Replacing direct grants to universities with tuition fees backed by loans cuts the government's annual deficit. Borrowing to award grants to universities is counted as public borrowing, but doing so to make loans to students does not count: it is treated as capital spending, which takes it out of the annual deficit figures. However, the increased borrowing needed to fund higher fees (and the resulting higher loans) will add £5 billion a year to public sector net debt, far more than the £3 billion a year saved by cuts to the grants.
The government expects most of this borrowing to be repaid by graduates, but the debt will be paid down only if annual repayments match and exceed annual outlay. The Office for Budget Responsibility thinks this will happen some time around 2032.
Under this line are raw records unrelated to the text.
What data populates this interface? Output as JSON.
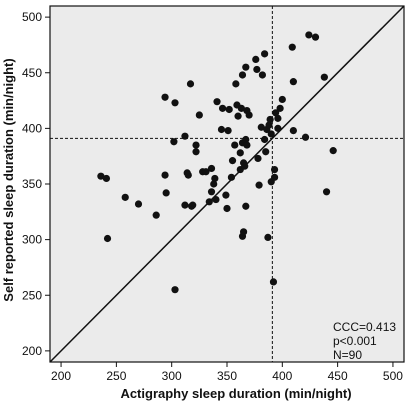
{
  "chart_data": {
    "type": "scatter",
    "xlabel": "Actigraphy sleep duration (min/night)",
    "ylabel": "Self reported sleep duration (min/night)",
    "xlim": [
      190,
      510
    ],
    "ylim": [
      190,
      510
    ],
    "xticks": [
      200,
      250,
      300,
      350,
      400,
      450,
      500
    ],
    "yticks": [
      200,
      250,
      300,
      350,
      400,
      450,
      500
    ],
    "identity_line": {
      "from": [
        190,
        190
      ],
      "to": [
        510,
        510
      ]
    },
    "reference_lines": {
      "x": 391,
      "y": 391
    },
    "annotations": [
      "CCC=0.413",
      "p<0.001",
      "N=90"
    ],
    "grid": false,
    "background": "#ebebeb",
    "point_color": "#111111",
    "points": [
      [
        236,
        357
      ],
      [
        241,
        355
      ],
      [
        242,
        301
      ],
      [
        258,
        338
      ],
      [
        270,
        332
      ],
      [
        286,
        322
      ],
      [
        294,
        428
      ],
      [
        294,
        358
      ],
      [
        295,
        342
      ],
      [
        302,
        388
      ],
      [
        303,
        423
      ],
      [
        303,
        255
      ],
      [
        312,
        393
      ],
      [
        312,
        331
      ],
      [
        314,
        360
      ],
      [
        315,
        358
      ],
      [
        317,
        440
      ],
      [
        318,
        330
      ],
      [
        319,
        331
      ],
      [
        322,
        379
      ],
      [
        322,
        385
      ],
      [
        325,
        412
      ],
      [
        328,
        361
      ],
      [
        331,
        361
      ],
      [
        334,
        334
      ],
      [
        336,
        343
      ],
      [
        336,
        364
      ],
      [
        338,
        350
      ],
      [
        339,
        355
      ],
      [
        340,
        336
      ],
      [
        341,
        424
      ],
      [
        345,
        399
      ],
      [
        346,
        418
      ],
      [
        349,
        340
      ],
      [
        350,
        328
      ],
      [
        351,
        398
      ],
      [
        352,
        417
      ],
      [
        354,
        356
      ],
      [
        355,
        371
      ],
      [
        357,
        385
      ],
      [
        358,
        440
      ],
      [
        359,
        421
      ],
      [
        360,
        411
      ],
      [
        362,
        363
      ],
      [
        362,
        378
      ],
      [
        363,
        418
      ],
      [
        364,
        448
      ],
      [
        364,
        387
      ],
      [
        364,
        303
      ],
      [
        365,
        369
      ],
      [
        365,
        307
      ],
      [
        366,
        366
      ],
      [
        367,
        455
      ],
      [
        367,
        390
      ],
      [
        367,
        330
      ],
      [
        368,
        416
      ],
      [
        368,
        385
      ],
      [
        370,
        412
      ],
      [
        376,
        462
      ],
      [
        377,
        453
      ],
      [
        378,
        373
      ],
      [
        379,
        349
      ],
      [
        381,
        401
      ],
      [
        382,
        448
      ],
      [
        384,
        467
      ],
      [
        384,
        390
      ],
      [
        385,
        379
      ],
      [
        386,
        399
      ],
      [
        387,
        302
      ],
      [
        388,
        403
      ],
      [
        389,
        408
      ],
      [
        390,
        352
      ],
      [
        390,
        395
      ],
      [
        392,
        262
      ],
      [
        393,
        356
      ],
      [
        393,
        363
      ],
      [
        394,
        414
      ],
      [
        396,
        409
      ],
      [
        396,
        400
      ],
      [
        398,
        418
      ],
      [
        400,
        426
      ],
      [
        409,
        473
      ],
      [
        410,
        442
      ],
      [
        410,
        398
      ],
      [
        421,
        392
      ],
      [
        424,
        484
      ],
      [
        430,
        482
      ],
      [
        438,
        446
      ],
      [
        440,
        343
      ],
      [
        446,
        380
      ]
    ]
  }
}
However, the number of graduates unemployed six months post-graduation has doubled in the past five years, according to the Higher Education Statistics Agency. And the Office for National Statistics' March 2012 survey Graduates in the Labour Market found that 35.9 per cent of those graduating in the previous six years had low or unskilled jobs, up from 26.7 per cent in 2001.
At present rates of job destruction, who knows what the figure will be in 2032?
In the US, the total amount of non-dischargeable student loan debt is now more than $1 trillion (£625 billion), more than the country's credit card and auto loan debt combined. A quarter of all student loan payers are delinquent. Much of this debt will remain a permanent burden, reducing millions to long-term peonage. Is this an example to follow?